Soft bounce SMTP codes

Soft bounce codes belong to the 4xx series and indicate temporary problems. The sending system retries delivery when it receives these codes. Monitoring them regularly reveals patterns about your audience's email infrastructure.

CodeMeaning
421Receiving server unreachable, usually due to heavy load
422Recipient inbox full, email not accepted
431Disk space allocated to recipient mailbox is full
432Recipient mailbox closed or unreachable
441Connection issues with recipient email server
450Recipient email server temporarily unavailable
451Local error on recipient email server
452Recipient email server lacks sufficient system resources
471Internal error on recipient email server

Hard bounce SMTP codes

Hard bounce codes belong to the 5xx series and indicate permanent failures.
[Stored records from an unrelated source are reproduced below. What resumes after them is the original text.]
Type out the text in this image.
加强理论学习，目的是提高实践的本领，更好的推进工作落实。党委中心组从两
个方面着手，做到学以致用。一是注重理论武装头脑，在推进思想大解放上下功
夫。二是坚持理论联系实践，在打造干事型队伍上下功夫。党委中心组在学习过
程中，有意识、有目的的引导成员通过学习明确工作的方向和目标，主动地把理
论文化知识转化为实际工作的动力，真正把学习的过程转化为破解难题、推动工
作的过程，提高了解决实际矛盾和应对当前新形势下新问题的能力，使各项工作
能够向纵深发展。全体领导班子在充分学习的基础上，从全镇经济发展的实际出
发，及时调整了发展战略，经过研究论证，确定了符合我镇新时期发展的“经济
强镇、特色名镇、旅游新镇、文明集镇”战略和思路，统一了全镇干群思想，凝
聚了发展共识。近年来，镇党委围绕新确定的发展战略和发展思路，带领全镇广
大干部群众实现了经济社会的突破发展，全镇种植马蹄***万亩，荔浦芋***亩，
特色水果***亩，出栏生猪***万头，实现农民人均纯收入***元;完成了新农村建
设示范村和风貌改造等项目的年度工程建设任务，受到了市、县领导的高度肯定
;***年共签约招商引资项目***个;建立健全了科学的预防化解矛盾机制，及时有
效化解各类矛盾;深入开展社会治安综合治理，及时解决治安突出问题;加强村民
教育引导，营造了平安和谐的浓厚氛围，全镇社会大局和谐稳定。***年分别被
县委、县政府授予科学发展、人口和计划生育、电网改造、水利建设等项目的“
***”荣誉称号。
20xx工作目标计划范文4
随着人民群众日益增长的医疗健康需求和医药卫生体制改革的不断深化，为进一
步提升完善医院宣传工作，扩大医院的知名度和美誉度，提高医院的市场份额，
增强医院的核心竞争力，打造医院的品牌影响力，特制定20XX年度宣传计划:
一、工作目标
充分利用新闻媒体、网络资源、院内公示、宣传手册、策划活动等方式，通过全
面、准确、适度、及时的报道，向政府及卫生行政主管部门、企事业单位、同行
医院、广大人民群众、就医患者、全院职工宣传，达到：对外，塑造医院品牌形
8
Do not send to addresses that return these codes.

CodeMeaning
5.0.0Unknown error occurred
5.1.0General address problem
5.1.1Destination mailbox address is invalid
5.1.2Destination system address is incorrect
5.1.3Syntax error in destination mailbox address
5.1.4Destination mailbox address is ambiguous
5.1.5Destination mailbox address is valid but unusable
5.1.6Mailbox has been moved
5.1.7Syntax error in sender mailbox address
5.1.8Sender system address is incorrect
5.2.0General mailbox problem
5.2.1Mailbox disabled, not accepting messages
5.2.2Mailbox full
5.2.3Message exceeds size limit
5.3.0General mail system problem
5.3.1Mail system full
5.3.2System not accepting network messages
5.3.4Message too large for system
5.4.0General network or routing problem
5.4.1No response from server
5.4.4Message cannot be routed
5.4.7Delivery time expired
5.5.0General protocol problem
5.5.1Invalid command
5.5.2Syntax error
5.7.0General security problem
5.7.1Delivery not authorised, message refused
5.7.5Encryption error

Pay special attention to the 5.7.x series. These codes indicate security-related rejections. Code 5.7.1 (delivery not authorised) in particular means the receiving server has blocked your sending IP or domain. If you see this code frequently, check your SPF, DKIM and DMARC configuration and verify your IP has not been blocklisted using tools like Google Postmaster Tools or MXToolbox.
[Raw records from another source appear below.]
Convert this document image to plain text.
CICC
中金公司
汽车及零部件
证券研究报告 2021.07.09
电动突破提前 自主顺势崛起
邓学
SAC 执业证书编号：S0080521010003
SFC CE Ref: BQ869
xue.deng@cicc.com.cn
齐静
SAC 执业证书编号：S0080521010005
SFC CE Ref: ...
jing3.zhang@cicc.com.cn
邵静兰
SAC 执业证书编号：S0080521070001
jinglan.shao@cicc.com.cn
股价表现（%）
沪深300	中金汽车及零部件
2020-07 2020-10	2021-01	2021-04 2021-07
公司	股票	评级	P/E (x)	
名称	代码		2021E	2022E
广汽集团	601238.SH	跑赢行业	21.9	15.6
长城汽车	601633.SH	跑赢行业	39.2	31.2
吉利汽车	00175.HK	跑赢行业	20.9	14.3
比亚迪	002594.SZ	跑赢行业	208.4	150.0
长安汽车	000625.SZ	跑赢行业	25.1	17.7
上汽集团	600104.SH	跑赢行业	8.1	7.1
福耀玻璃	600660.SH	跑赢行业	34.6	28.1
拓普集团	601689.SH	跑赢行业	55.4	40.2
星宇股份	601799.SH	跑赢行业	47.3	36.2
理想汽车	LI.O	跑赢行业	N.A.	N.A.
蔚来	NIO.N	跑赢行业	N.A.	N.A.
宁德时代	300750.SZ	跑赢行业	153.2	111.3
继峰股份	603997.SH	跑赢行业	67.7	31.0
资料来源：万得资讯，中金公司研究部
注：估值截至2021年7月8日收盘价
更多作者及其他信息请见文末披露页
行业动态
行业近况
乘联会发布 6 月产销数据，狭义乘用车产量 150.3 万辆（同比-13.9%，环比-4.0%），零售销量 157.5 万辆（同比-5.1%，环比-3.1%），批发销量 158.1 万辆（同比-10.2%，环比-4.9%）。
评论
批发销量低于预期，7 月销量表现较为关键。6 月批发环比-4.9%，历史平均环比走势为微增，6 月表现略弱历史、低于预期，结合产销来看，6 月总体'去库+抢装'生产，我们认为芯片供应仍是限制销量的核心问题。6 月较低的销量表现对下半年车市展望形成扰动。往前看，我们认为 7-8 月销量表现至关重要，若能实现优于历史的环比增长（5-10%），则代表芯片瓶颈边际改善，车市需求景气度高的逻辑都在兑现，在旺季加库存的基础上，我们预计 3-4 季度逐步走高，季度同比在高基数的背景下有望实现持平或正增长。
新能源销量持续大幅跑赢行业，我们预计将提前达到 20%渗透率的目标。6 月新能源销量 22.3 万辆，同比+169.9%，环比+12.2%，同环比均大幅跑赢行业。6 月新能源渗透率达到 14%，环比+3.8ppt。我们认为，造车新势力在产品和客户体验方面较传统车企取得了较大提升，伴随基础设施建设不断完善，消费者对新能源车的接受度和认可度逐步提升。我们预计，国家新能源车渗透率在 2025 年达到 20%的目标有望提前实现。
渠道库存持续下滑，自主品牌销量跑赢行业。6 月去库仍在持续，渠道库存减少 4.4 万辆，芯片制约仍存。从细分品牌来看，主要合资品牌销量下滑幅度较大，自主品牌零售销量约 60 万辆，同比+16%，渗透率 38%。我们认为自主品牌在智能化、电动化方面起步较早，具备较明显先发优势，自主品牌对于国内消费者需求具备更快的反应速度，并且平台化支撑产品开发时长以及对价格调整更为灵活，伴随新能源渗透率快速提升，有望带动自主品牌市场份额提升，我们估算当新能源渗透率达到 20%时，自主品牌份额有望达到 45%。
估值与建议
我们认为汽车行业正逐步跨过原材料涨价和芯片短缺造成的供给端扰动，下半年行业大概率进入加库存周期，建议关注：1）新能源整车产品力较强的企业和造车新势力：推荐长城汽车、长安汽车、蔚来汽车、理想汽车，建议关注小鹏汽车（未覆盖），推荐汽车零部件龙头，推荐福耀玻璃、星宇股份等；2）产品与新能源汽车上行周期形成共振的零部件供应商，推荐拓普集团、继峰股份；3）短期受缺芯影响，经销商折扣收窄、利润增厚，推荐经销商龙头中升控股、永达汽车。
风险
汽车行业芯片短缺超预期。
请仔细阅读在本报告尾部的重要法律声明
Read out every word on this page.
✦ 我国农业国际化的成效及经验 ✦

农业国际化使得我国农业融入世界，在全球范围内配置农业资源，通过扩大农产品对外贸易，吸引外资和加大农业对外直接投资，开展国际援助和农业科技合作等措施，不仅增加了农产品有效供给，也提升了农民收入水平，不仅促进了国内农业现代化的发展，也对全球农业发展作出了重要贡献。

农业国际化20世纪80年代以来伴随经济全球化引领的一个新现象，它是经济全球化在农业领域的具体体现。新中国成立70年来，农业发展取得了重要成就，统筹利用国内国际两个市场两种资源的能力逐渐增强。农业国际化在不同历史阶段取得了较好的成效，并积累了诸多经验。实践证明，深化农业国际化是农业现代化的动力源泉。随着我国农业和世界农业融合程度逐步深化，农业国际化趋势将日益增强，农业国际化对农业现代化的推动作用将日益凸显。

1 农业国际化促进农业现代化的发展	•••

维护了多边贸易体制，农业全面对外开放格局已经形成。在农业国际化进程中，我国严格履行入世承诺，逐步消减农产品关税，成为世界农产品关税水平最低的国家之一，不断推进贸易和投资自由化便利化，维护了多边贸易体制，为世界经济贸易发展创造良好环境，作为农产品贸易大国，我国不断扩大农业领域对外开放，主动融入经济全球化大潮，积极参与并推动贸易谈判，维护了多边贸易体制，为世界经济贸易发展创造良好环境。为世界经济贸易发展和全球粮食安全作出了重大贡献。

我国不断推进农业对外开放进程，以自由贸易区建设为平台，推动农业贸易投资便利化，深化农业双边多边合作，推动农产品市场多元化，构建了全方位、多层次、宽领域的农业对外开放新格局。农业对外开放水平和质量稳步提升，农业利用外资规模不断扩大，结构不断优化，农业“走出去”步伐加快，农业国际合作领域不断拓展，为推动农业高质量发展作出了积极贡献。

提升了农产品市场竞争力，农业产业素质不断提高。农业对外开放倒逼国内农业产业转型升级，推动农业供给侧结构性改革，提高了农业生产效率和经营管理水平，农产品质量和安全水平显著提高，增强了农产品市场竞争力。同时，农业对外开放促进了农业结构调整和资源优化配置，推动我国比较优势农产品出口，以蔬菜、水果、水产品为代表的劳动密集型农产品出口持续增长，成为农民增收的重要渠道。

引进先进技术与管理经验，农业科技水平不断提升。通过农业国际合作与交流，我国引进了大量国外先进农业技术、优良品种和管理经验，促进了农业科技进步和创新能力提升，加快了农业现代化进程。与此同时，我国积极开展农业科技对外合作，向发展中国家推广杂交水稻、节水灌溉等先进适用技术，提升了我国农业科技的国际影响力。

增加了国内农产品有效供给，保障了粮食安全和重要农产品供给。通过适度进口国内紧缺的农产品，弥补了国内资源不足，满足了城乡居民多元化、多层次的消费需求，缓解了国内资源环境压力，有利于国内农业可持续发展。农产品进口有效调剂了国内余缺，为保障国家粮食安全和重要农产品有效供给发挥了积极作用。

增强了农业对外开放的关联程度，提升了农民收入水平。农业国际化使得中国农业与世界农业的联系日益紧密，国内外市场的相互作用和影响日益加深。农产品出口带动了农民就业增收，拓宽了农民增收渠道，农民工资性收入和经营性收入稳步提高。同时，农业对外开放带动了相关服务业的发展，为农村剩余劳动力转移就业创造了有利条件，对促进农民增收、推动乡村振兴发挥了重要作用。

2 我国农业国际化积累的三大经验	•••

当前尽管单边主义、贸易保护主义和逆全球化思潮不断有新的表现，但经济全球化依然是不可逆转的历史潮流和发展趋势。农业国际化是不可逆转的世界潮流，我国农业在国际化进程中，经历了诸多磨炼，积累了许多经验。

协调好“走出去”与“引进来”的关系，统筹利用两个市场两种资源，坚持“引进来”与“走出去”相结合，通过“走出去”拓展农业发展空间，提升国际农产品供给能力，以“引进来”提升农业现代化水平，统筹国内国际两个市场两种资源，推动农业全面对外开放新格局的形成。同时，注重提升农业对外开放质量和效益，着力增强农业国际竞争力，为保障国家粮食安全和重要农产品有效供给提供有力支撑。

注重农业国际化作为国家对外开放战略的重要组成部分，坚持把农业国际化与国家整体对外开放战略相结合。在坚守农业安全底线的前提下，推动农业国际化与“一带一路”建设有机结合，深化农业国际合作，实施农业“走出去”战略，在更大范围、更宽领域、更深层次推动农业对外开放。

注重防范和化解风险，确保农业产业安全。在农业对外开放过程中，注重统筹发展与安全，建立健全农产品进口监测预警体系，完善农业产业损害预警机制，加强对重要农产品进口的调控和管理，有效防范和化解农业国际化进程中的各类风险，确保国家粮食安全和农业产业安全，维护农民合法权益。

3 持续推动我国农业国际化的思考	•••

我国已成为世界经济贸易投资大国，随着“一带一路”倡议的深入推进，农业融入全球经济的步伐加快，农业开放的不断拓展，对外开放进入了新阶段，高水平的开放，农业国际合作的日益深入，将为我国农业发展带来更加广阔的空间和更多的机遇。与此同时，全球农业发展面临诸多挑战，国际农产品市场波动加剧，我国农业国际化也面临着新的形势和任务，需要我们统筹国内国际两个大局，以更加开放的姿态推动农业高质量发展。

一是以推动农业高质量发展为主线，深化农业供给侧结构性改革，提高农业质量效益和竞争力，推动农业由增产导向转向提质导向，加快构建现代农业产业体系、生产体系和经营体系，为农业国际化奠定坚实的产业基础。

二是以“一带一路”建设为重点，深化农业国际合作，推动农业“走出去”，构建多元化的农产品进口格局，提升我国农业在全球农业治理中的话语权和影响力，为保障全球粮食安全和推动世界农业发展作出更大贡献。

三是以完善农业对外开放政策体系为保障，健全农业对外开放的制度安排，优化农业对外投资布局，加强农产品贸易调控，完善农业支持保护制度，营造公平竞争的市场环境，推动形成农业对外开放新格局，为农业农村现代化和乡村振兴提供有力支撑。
Frequently asked questions

What does hard bounce mean?

A hard bounce means your email was permanently rejected by the receiving server. The address is invalid, the account has been deleted or the domain no longer exists. It is reported with SMTP 5xx error codes. Hard-bounced addresses should be removed from your list immediately and never mailed again.
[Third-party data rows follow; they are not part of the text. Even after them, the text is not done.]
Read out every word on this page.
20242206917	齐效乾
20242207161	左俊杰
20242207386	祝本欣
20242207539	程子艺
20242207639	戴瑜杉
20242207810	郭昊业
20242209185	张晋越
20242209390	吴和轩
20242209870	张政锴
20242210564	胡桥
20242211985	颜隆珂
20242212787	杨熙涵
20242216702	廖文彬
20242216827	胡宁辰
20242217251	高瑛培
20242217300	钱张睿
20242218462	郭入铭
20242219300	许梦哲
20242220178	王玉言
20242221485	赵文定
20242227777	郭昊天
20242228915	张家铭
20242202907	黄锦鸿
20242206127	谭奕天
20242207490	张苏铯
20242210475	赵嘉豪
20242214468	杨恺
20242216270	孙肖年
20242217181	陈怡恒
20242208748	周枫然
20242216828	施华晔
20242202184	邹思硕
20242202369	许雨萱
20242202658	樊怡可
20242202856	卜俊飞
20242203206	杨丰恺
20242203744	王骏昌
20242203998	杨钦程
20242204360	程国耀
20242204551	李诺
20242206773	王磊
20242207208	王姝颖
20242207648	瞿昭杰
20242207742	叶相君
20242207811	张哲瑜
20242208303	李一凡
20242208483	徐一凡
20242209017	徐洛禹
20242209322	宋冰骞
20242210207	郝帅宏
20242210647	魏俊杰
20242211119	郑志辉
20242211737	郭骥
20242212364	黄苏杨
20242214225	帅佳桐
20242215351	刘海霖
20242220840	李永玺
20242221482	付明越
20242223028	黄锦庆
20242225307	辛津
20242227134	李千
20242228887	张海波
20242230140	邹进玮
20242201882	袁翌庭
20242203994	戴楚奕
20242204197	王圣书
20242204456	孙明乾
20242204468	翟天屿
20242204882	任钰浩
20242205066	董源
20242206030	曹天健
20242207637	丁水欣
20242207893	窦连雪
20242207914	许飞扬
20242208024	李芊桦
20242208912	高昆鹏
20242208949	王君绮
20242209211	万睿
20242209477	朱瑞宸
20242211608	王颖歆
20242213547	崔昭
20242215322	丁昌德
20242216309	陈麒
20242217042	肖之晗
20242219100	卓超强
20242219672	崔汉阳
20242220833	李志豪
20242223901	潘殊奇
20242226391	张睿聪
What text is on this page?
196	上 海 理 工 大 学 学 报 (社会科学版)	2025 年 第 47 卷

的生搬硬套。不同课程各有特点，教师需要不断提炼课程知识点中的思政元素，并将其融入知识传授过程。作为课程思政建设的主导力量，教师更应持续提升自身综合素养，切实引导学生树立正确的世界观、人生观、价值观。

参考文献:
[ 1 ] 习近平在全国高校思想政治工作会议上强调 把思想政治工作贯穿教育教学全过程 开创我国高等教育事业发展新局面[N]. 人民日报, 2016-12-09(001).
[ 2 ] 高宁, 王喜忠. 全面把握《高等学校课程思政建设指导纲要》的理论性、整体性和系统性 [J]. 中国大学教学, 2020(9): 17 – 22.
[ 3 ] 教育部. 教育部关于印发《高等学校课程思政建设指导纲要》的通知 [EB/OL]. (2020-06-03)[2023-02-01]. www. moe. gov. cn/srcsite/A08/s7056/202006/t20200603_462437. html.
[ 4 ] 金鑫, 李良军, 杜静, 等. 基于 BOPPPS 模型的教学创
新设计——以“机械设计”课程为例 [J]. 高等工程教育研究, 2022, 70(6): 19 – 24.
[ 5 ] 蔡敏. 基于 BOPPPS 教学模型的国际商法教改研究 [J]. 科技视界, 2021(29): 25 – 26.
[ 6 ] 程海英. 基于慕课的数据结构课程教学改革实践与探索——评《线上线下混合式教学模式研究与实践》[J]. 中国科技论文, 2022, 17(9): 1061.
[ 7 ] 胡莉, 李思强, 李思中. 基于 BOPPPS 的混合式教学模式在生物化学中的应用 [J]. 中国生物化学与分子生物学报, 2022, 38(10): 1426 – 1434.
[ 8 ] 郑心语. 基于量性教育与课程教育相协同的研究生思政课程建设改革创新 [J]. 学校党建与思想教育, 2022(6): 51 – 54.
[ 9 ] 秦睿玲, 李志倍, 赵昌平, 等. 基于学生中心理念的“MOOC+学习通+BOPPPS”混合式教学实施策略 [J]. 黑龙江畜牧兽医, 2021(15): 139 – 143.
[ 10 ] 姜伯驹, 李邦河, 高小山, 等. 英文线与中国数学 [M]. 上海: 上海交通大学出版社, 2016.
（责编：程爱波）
What does soft bounce mean?

A soft bounce is a temporary delivery failure. The inbox may be full, the server may be busy or there may be a brief access issue. It is reported with SMTP 4xx error codes. The sending system will automatically retry over the following hours or days, and the email is usually delivered once the issue resolves.

What is a good bounce rate for email campaigns?

A total bounce rate below 2% is considered healthy. Hard bounce rate should stay below 0.5%, and the combined rate (hard plus soft) should remain under 2%. Anything above these thresholds signals list quality problems and puts your sender reputation at risk.

Should I delete soft bounce addresses?

Not immediately. Soft bounces are temporary, and the address may accept email on the next attempt. However, if the same address soft bounces across three or more consecutive campaigns, treat it as a problem address and suppress it. Continuing to send to repeatedly soft-bouncing addresses wastes credits and can eventually affect your reputation.

My hard bounce rate suddenly spiked. What do I do?

Remove all hard-bounced addresses from your list immediately. Then run the entire list through an email verification service to catch other invalid addresses before your next send. Going forward, switch to double opt-in for new sign-ups and schedule regular list cleaning every quarter. If you recently imported a new list segment, that import is likely the source of the spike.

What is the difference between a bounce and a spam complaint?

A bounce means the email was not delivered at all. A spam complaint means the email was delivered but the recipient marked it as spam. Both hurt your sender reputation, but spam complaints carry more weight. Google and Yahoo require complaint rates below 0.3%. Keeping a permission-based list through proper opt-in practices reduces both bounces and complaints.